À propos de cette édition
Résumé/Sommaire
Un jeune veuf, accompagné de sa petite fille de quatre ans, Géraldine, passe ses vacances sur les lieux où, deux ans plus tôt, sa femme s’est noyée. Pendant la nuit, il s’éveille à la voix angoissée de Géraldine. Il l’aperçoit sur le terrain, luttant avec une forme invisible qui l’entraîne. Il se lance à leur poursuite et retrouve sa fille couchée sur la tombe de sa mère. Il la ramène, la couche et, lorsqu’il débouche dans sa chambre, il se voit dans le lit. Alors, c’est comme s’il s’éveillait et apercevait son double au pied de son lit, se dissolvant doucement dans la nuit.
Commentaires
Réjean Bonenfant, dans son recueil La Part d’abîme, démontre de belles qualités d’écriture et une profondeur certaine de l’imaginaire. Ses personnages sont entiers, plausibles, toujours multiples, complexes.

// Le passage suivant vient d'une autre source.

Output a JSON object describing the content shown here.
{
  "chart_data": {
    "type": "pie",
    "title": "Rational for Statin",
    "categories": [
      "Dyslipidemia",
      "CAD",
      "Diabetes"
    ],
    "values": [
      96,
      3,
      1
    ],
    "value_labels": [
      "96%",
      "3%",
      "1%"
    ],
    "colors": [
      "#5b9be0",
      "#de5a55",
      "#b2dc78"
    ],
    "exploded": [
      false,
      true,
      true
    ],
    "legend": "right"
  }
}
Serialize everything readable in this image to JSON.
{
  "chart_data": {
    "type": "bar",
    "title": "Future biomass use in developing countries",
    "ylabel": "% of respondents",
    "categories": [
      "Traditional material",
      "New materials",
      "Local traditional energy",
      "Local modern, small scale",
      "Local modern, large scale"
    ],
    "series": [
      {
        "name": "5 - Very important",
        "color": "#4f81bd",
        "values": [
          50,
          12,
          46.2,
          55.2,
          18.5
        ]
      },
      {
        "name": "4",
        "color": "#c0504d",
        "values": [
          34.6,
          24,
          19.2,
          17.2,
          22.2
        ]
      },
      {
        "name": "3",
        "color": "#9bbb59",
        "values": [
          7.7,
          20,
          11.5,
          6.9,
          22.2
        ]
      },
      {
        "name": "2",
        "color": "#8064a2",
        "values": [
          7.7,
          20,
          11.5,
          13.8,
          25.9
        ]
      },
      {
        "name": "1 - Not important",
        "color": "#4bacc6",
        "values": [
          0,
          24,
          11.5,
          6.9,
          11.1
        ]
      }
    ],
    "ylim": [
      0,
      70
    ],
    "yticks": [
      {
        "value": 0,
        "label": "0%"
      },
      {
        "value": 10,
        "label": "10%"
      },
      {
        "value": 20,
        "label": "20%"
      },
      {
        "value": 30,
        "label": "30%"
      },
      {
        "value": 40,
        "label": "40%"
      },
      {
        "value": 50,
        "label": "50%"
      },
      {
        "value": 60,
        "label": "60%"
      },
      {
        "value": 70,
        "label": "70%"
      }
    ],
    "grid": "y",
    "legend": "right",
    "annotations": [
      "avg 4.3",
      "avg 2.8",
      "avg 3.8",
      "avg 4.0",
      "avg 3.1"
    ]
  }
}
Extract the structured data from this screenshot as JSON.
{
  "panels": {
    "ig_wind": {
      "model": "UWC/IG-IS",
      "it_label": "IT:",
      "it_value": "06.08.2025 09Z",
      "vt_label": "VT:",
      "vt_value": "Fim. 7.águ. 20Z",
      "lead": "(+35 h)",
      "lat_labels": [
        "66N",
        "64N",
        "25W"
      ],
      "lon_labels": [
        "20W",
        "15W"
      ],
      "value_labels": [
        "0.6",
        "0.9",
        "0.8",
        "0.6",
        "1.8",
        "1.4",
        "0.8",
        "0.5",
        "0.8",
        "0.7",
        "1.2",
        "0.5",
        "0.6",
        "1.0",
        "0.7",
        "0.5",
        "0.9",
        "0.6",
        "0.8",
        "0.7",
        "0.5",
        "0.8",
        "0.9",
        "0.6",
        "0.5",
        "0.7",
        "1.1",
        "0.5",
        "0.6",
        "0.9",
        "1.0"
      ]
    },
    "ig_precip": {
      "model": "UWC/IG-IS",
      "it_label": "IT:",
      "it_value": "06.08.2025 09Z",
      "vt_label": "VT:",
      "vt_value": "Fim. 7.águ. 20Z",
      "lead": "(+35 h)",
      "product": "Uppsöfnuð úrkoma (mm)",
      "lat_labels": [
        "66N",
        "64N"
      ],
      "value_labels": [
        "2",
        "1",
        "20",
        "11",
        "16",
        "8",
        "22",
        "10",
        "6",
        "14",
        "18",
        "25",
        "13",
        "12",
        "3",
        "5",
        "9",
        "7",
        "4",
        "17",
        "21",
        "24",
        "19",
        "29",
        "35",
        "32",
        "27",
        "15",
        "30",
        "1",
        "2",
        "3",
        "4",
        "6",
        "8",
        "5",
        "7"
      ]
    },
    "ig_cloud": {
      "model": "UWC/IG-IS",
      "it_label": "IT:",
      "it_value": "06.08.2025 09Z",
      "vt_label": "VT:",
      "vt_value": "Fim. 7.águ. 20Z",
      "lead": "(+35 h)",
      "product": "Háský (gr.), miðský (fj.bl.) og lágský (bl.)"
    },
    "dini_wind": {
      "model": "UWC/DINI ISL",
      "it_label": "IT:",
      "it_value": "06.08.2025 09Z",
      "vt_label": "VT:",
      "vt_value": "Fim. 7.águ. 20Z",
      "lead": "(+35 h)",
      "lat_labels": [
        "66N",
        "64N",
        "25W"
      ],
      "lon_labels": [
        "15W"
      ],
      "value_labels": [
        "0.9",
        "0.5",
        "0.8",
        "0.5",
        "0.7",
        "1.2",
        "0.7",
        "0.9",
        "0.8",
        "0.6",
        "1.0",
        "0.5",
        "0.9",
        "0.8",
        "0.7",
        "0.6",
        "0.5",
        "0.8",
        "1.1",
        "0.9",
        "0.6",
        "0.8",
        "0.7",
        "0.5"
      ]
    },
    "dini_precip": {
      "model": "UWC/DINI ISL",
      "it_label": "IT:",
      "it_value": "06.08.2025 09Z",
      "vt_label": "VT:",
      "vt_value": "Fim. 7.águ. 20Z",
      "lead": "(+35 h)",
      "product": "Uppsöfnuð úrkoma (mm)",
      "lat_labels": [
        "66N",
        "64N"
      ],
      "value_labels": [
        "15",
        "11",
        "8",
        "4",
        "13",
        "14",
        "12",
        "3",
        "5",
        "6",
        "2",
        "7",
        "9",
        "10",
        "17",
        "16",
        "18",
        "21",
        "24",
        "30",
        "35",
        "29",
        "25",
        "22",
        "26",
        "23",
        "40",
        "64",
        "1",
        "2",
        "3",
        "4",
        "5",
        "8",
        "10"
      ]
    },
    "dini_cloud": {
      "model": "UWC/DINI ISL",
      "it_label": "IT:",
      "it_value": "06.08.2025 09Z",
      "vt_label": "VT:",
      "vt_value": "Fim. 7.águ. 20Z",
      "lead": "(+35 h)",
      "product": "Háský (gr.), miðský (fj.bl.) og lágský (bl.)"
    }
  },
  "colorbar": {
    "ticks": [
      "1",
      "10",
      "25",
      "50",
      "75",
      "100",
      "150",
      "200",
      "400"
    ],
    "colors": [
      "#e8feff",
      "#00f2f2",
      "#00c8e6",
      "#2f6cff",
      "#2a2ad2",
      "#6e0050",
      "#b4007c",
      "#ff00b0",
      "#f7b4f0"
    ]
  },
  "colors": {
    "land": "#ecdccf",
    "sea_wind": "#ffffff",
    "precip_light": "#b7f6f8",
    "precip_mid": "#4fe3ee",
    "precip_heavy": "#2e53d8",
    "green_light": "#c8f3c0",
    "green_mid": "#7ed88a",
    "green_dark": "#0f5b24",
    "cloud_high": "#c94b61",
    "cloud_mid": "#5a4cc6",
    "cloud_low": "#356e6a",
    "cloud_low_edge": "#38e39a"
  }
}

Ici, c’est l’esquisse d’une famille monoparentale où le père trouve à la fois exaltant et difficile son rôle, où l’adulte, face à la solitude et à une enfant qui lui en remontre sur le sens des responsabilités, s’enfonce dans un certain désespoir. Par d’habiles touches, l’auteur réussit à montrer le besoin d’enfance de l’homme et les percées intermittentes de maturité chez sa petite fille, créant ainsi un effet de renversement des valeurs qui décrit bien la relation multidirectionnelle qui s’établit toujours dans une relation adulte/enfant.
Beaucoup plus classique quant à la thématique fantastique, « Géraldine » propose la rencontre du double et si le renversement de point de vue est habilement effectué, la fin de la nouvelle et la signification ultime de cet épisode surnaturel ne sont pas très claires. Un peu comme dans la nouvelle précédente – ce sont les deux seuls textes touchant nos domaines de prédilection dans ce recueil – l’histoire tombe à plat. Le lecteur, après cette expérience particulière, se serait attendu à une plus grande réaction du narrateur mais celui-ci ne réagit guère, se rendort même avec une mince résolution, celle de laisser le quotidien reprendre sa place dans la vie de sa petite famille. Toute la construction de cette nouvelle tend vers une fin, la réclame à cor et à cri, et cette nouvelle ellipse laisse incomplet ce texte qui, sans cela, se serait avéré un beau bijou. On aurait aimé, entre autres, quelques tentatives d’explication de l’expérience. L’homme voit-il la présence invisible qui a amené Géraldine vers la tombe comme une manifestation de la mère, ou comme une matérialisation de son désespoir et du cruel manque de sa femme ?
Malgré tout je dirai, et n’ayons pas peur de nous répéter, que c'est « … une belle nouvelle quand même ». [JPw]
- Source : L'ASFFQ 1987, Le Passeur, p. 49-50.